Quis o destino sábio que o colégio de uma Elisa fosse o mesmo da outra. Que as irmãs ficassem na mesma turma. Que achassem muito curioso os nomes e um dos sobrenomes serem semelhantes. 

Ficaram amigas e um dia uma perguntou o nome do pai da outra. Impressionadas com tanta coincidência, levaram o assunto para suas casas.
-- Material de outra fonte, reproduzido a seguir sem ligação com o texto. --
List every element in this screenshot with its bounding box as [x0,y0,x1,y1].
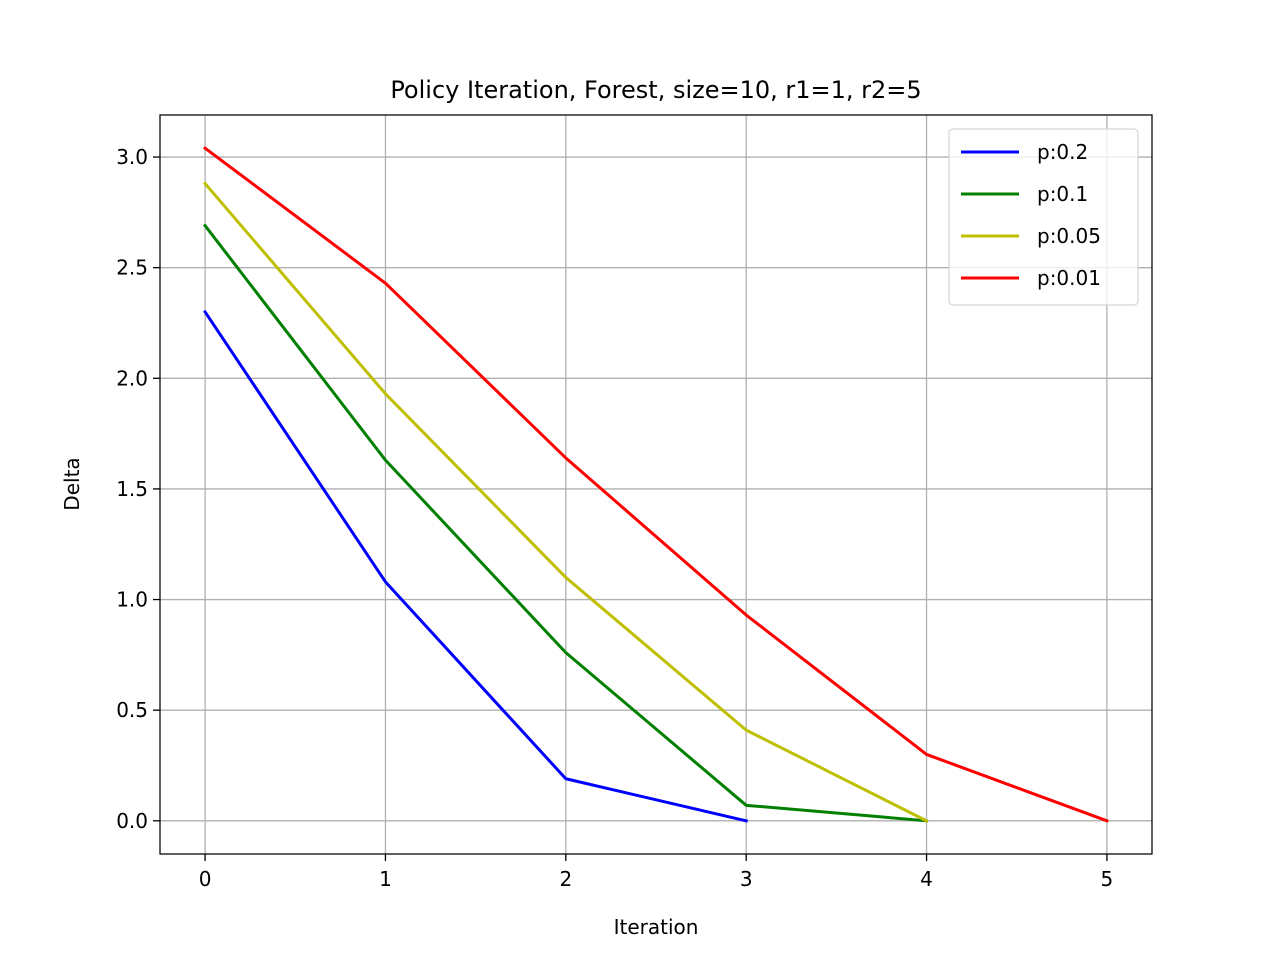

Começou a dar ruim pro nosso amigo.

Quis ainda o destino sonso que o assunto deixasse as mães intrigadas e que uma fosse à escola da filha, o que também aconteceu com a outra, para conhecer melhor a amiguinha. Que a visita de uma se desse no mesmo dia da visita da outra. Que descobrissem no mesmo instante, Edite e Gilse, que dividiam o mesmo atencioso Pedrão. Que ele agora estava em maus lençóis.

E quis o destino sacana que as mães das pequenas Elisas (cada vez mais próximas uma da outra) ficassem amigas no infortúnio. E que combinassem uma visita surpresa das quatro ao marido e pai. Esperaram o atencioso Pedrão na porta do hotel. Sensível como poucos, quando viu as quatro mulheres de sua vida, todas de mãos dadas do outro lado da rua, a emoção falou mais alto e ele caiu num pranto inconsolável.

Elas concluíram que não tinham porque censurar aquele homem, um coração grande daqueles, e sim levá­-lo para casa e consolá­-lo, cobrindo-­o de beijos e de carinhos compreensivos.

Quis o destino cretino que aí pintasse o primeiro desentendimento: levá­-lo para o Estácio ou para Copacabana?